Kabil ile Serhend’in arası, en azından,
Binlerce kilometre uzak idi o zaman.
Gerçi o, hocasına pek çok güveniyordu.
Lakin buna, onları inandıramıyordu.
Dedi: (Hocam, yemeği yatsıdan sonra yerler.
Siz yemeği pişirin, o hemen teşrif eder.
Ve lakin yalnız gelmez, hocam böyle yerlere.
Oğullarını dahi getirir çoğu kere.)
Onun bu sözlerini, ciddiye almadılar.
Ve çeşitli sözlerle, istihzaya aldılar.
İhtimal vermediler asla geleceğine.
Yemeği hazırlayıp, geldiler kendisine.
Dediler ki: (Üstadın gelmedi, nedir sebep?
Daha bekleyelim mi, ne dersin buna acep?)
Muhammed Hanif ise, hiç merak etmiyordu.
Nasıl olsa üstadım teşrif eder diyordu.
Sofralar hazırlandı ve konuldu yemekler.
Ve yedi kişilik de bırakıldı boş yerler.
Oturdu kendileri yerdeki minderlere.
Dediler: (Onlar dahi, oturur şu yerlere.)
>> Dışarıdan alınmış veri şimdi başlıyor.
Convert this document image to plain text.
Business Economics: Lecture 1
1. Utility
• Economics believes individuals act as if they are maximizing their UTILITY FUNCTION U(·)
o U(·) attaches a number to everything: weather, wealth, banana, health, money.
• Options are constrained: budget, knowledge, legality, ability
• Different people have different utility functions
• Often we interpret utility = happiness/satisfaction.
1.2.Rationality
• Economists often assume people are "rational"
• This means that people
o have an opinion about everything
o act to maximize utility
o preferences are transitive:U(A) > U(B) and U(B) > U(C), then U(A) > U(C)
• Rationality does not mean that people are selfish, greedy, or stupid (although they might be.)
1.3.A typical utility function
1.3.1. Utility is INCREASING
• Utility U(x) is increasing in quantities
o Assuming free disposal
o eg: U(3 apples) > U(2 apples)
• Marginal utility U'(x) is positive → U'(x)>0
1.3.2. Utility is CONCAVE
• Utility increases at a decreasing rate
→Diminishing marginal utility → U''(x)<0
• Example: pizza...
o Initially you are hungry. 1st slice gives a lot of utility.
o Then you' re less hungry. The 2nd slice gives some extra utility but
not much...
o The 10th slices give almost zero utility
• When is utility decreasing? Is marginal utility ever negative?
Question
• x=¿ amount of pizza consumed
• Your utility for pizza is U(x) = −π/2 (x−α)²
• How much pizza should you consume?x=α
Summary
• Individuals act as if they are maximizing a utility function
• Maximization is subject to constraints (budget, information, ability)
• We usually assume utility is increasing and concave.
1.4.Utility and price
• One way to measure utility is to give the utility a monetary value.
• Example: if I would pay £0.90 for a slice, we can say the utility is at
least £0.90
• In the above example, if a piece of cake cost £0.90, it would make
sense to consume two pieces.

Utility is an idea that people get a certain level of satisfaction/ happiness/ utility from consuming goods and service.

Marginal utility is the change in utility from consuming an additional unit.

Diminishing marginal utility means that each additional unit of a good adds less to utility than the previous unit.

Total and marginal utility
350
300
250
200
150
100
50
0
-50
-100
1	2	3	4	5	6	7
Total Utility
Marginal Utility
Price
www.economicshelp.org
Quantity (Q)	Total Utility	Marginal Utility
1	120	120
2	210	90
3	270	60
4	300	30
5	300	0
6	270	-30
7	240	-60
Lakin böyle demekle, alay ediyorlardı.
Zira geleceğine inanamıyorlardı.
O an Muhammed Hanif, (yemekler hazır) diye,
Çağırdı üstadını kalp yoluyla yemeye.
Henüz murakabeden açılmadan gözleri,
Girdi altı oğluyla o büyük zat içeri.
Bunu, oradakiler gözleriyle gördüler.
Hatta hayretlerinden, hep şaşkına döndüler.
Hepsi çok şaşırmıştı ne yapacaklarını.
İyi anlamışlardı, bu kabahatlarını.
Az sonra, o büyük zat buyurdu ki onlara:
(Muhammed Hanif için geldik biz buralara.
Onu çok sevdiğimden, kabul ettim yemeyi.
Yoksa biz istemeyiz, keramet göstermeyi.
Siz de istemeyiniz, velilerden keramet.
Yoksa, büyük zarara uğrarsınız akıbet.)
Bir yandan yemek yerken, bir yandan konuştular.
O sohbet eyledikçe, davetliler coştular.
Sohbetin tesiriyle, sevdiler onu gayet.
Onun büyüklüğüne inandılar nihayet.
Dediler: (Ey efendim, sizden özür dileriz.
Lütfen bizi affedin, hata ettik çünkü biz.
Biraz daha kalınız, bir imkanı var ise.
Bu sohbet, deva oldu kararmış kalbimize.)
Buyurdu ki: (Kimseye haber verememiştik.
Bu davet üzerine, aniden gelmiş idik.)
Sonra veda ederek, ayrıldılar o evden.
Oradaki insanlar, bu hali görüp hemen,
Dediler: (Hakikaten bu zat büyük bir veli.